This image of Comet 67P/Churyumov-Gerasimenko was taken by Rosetta’s NAVCAM on 9 October from a distance of 579 km.
The image scale is 49.4 m/pixel and the image measures 50.5 km across. The contrast is increased to better see the comet’s activity, with several distinct active regions clearly visible.
In this orientation the comet’s small lobe is in the background, with primarily the Anuket region visible, and the large lobe is in the foreground with parts of Atum, Anubis and Khonsu visible.
Rosetta is currently on its return leg of a 1500 km far excursion to study the wider coma and plasma environment from afar, and is scheduled to reach a distance of 450 km from the comet by tomorrow (Saturday).
The original 1024 x 1024 pixel image is provided below.
Discussion: 10 comments
So that will be ~ 130 km in 8 days. About 16 km per day, or ~ 700 m per hour.. I’m assuming that they will still be looking very closely at the environment through which they are traveling.
This will add hugely to the results from previous measurements of the environments around comets at Halley, Grigg-Skjellerup and Giacobini-Zinner.

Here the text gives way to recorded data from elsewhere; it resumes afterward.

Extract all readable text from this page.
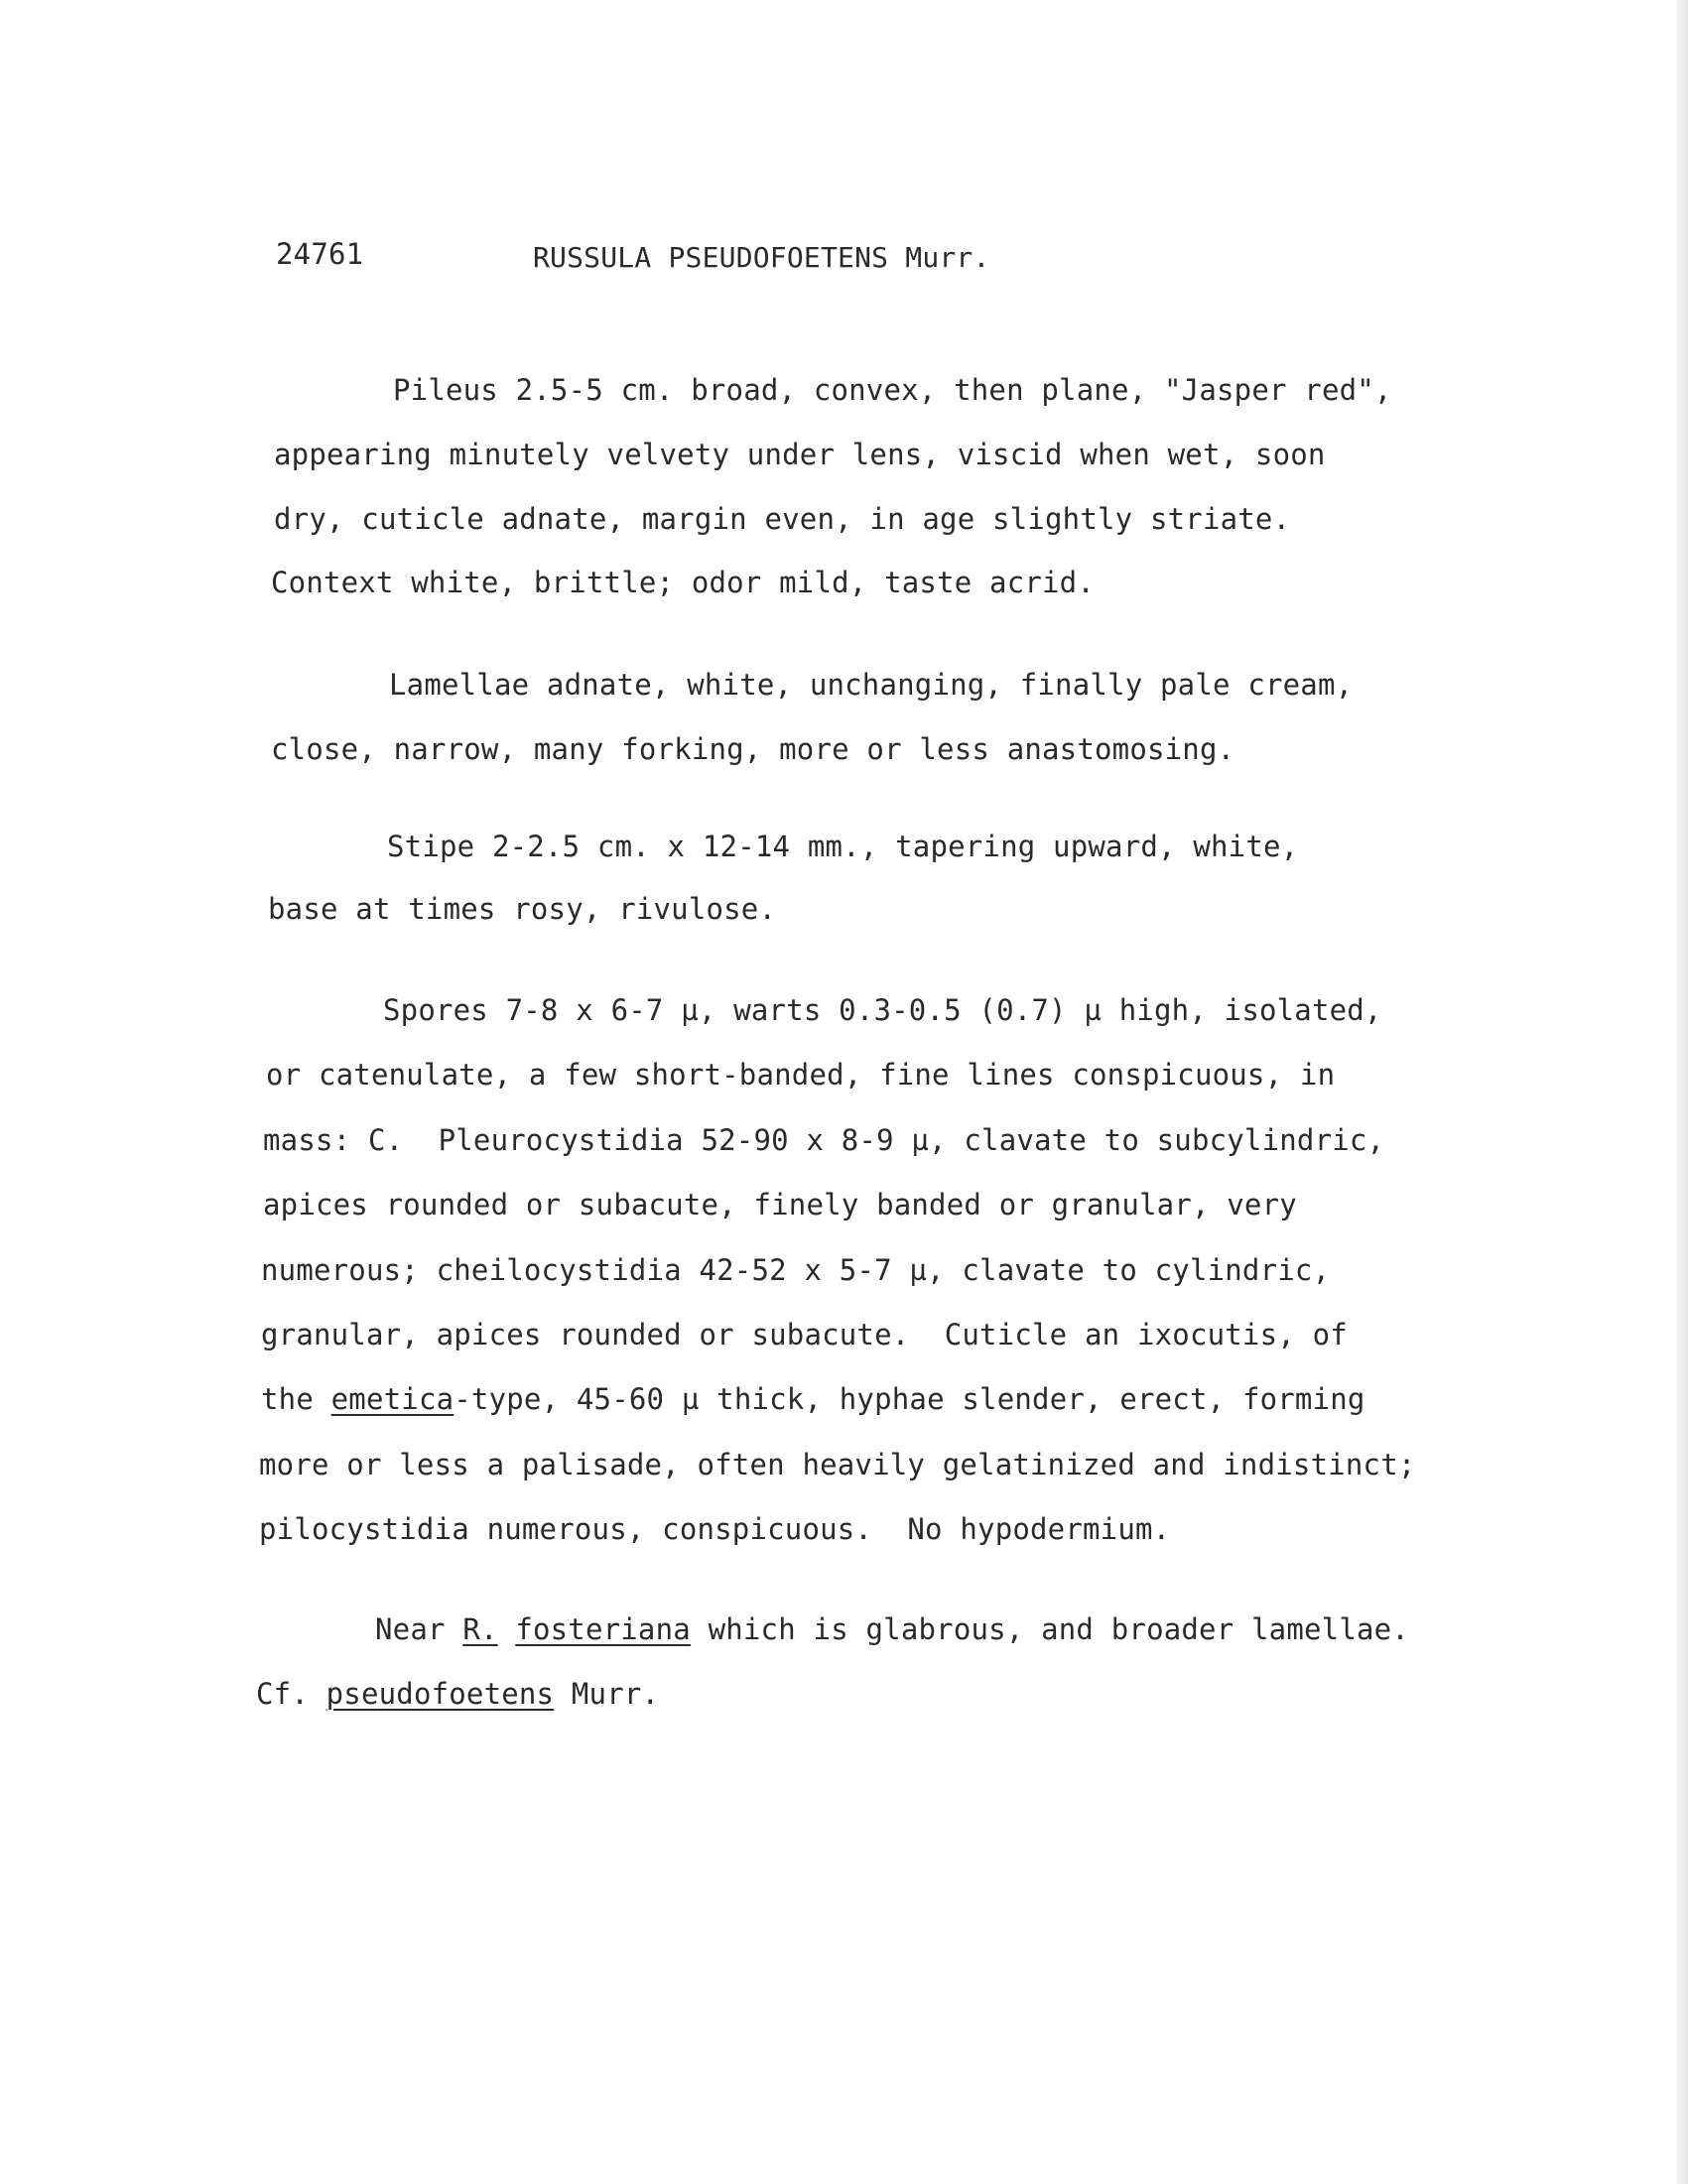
24761	RUSSULA PSEUDOFOETENS Murr.
Pileus 2.5-5 cm. broad, convex, then plane, "Jasper red",
appearing minutely velvety under lens, viscid when wet, soon
dry, cuticle adnate, margin even, in age slightly striate.
Context white, brittle; odor mild, taste acrid.
Lamellae adnate, white, unchanging, finally pale cream,
close, narrow, many forking, more or less anastomosing.
Stipe 2-2.5 cm. x 12-14 mm., tapering upward, white,
base at times rosy, rivulose.
Spores 7-8 x 6-7 µ, warts 0.3-0.5 (0.7) µ high, isolated,
or catenulate, a few short-banded, fine lines conspicuous, in
mass: C.  Pleurocystidia 52-90 x 8-9 µ, clavate to subcylindric,
apices rounded or subacute, finely banded or granular, very
numerous; cheilocystidia 42-52 x 5-7 µ, clavate to cylindric,
granular, apices rounded or subacute.  Cuticle an ixocutis, of
the emetica-type, 45-60 µ thick, hyphae slender, erect, forming
more or less a palisade, often heavily gelatinized and indistinct;
pilocystidia numerous, conspicuous.  No hypodermium.
Near R. fosteriana which is glabrous, and broader lamellae.
Cf. pseudofoetens Murr.
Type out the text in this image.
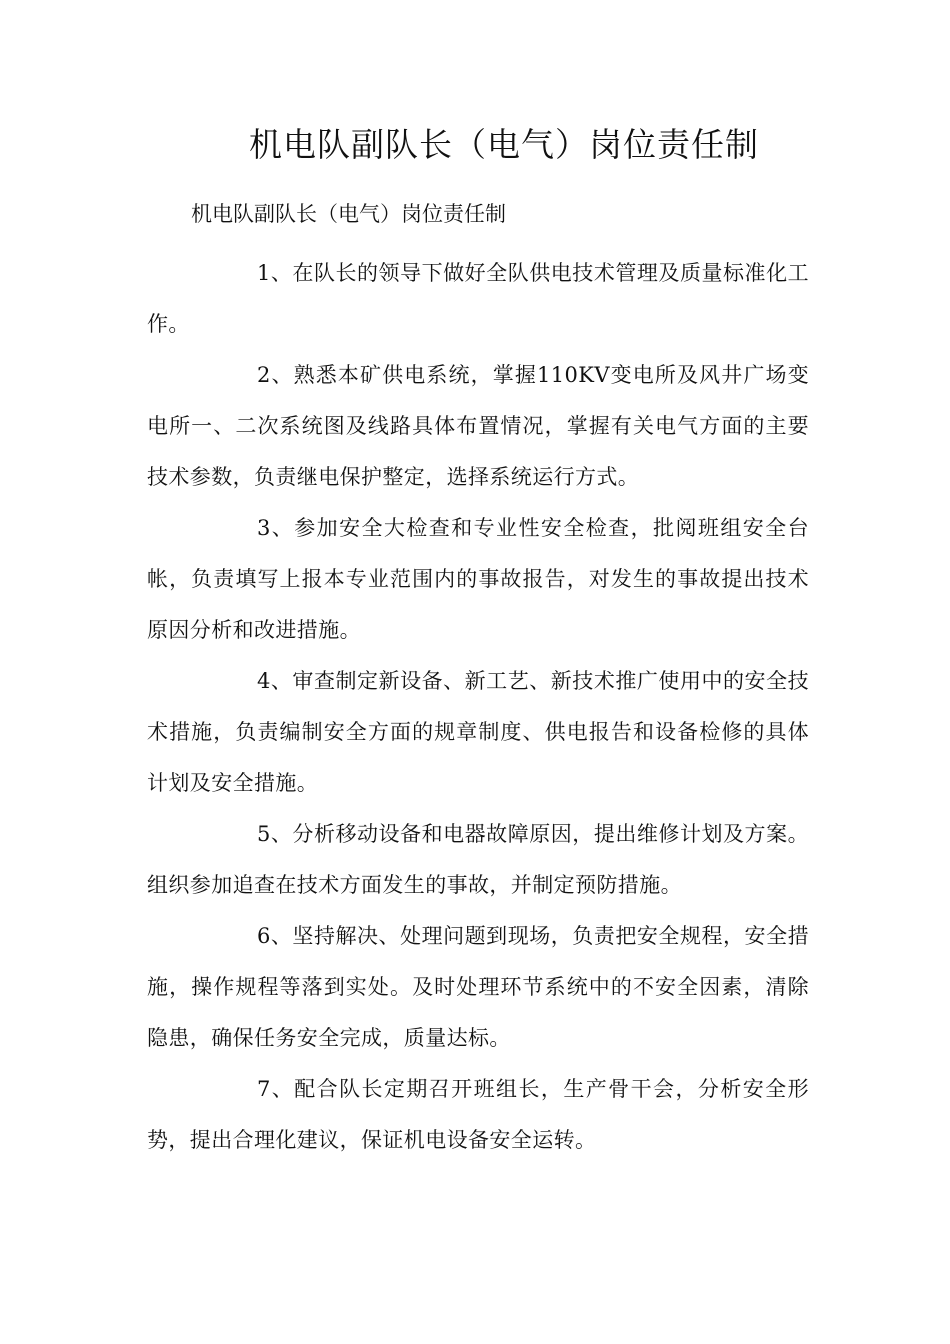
机电队副队长（电气）岗位责任制

机电队副队长（电气）岗位责任制

1、在队长的领导下做好全队供电技术管理及质量标准化工作。

2、熟悉本矿供电系统，掌握110KV变电所及风井广场变电所一、二次系统图及线路具体布置情况，掌握有关电气方面的主要技术参数，负责继电保护整定，选择系统运行方式。

3、参加安全大检查和专业性安全检查，批阅班组安全台帐，负责填写上报本专业范围内的事故报告，对发生的事故提出技术原因分析和改进措施。

4、审查制定新设备、新工艺、新技术推广使用中的安全技术措施，负责编制安全方面的规章制度、供电报告和设备检修的具体计划及安全措施。

5、分析移动设备和电器故障原因，提出维修计划及方案。组织参加追查在技术方面发生的事故，并制定预防措施。

6、坚持解决、处理问题到现场，负责把安全规程，安全措施，操作规程等落到实处。及时处理环节系统中的不安全因素，清除隐患，确保任务安全完成，质量达标。

7、配合队长定期召开班组长，生产骨干会，分析安全形势，提出合理化建议，保证机电设备安全运转。
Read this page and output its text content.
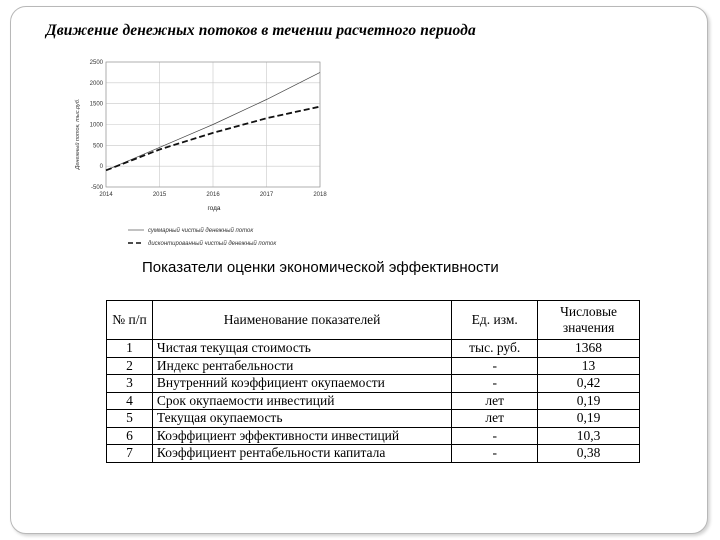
Движение денежных потоков в течении расчетного периода
2500
2000
1500
1000
500
0
-500
2014	2015	2016	2017	2018
Денежный поток, тыс.руб.
года
суммарный чистый денежный поток
дисконтированный чистый денежный поток
Показатели оценки экономической эффективности
№ п/п	Наименование показателей	Ед. изм.	Числовые значения
1	Чистая текущая стоимость	тыс. руб.	1368
2	Индекс рентабельности	-	13
3	Внутренний коэффициент окупаемости	-	0,42
4	Срок окупаемости инвестиций	лет	0,19
5	Текущая окупаемость	лет	0,19
6	Коэффициент эффективности инвестиций	-	10,3
7	Коэффициент рентабельности капитала	-	0,38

There is a paper, freely available, on the early results from 67p from 3.6 to 1.2 AU available here: https://iopscience.iop.org/article/10.1088/1742-6596/642/1/012005/meta;jsessionid=703D14177FBD0E156A41FEBE8D119E1E.c1
In it they compare the results to those obtained at Grigg-Skjellerup, and also to the AMPTE experiment.
Sorry, the above paper covers from 3.6 to 1.8 AU.
And just in case, to cover myself and the blog mods, under the terms of the Creative Commons 3.0 terms regarding “further distribution” of the paper, I probably should include the following:
Ion pickup observed at comet 67P with the Rosetta Plasma Consortium (RPC) particle sensors: similarities with previous observations and AMPTE releases, and effects of increasing activity
Coates, A.J. et al
IOP Publishing
Journal of Physics: Conference Series, Vol. 642, No. 1, 2015, pp 12005-12014
DOI: https://dx.doi.org/10.1088/1742-6596/642/1/012005
Should be safe now!
Thanks Ianw16 🙂
The deflection part is very important to me [also the electric fields].
Can we now consider Philae experiment as a lost adventure?
Rosetta is still too far from the comet to be in with a good chance of hearing from Philae; once closer again (something like 200 km or less) there will be opportunities again!
Jets begin to honor their name. Looking less “auroral”.
Just for remembering:
https://blogs.esa.int/rosetta/2015/06/19/cometwatch-14-june/
Stunning!
Outstanding photos. There is something amazing in this pictures.
Comet 67P is almost pitch black, reflecting only 6% of incoming light.
Are electrons on slow diffusion mode now?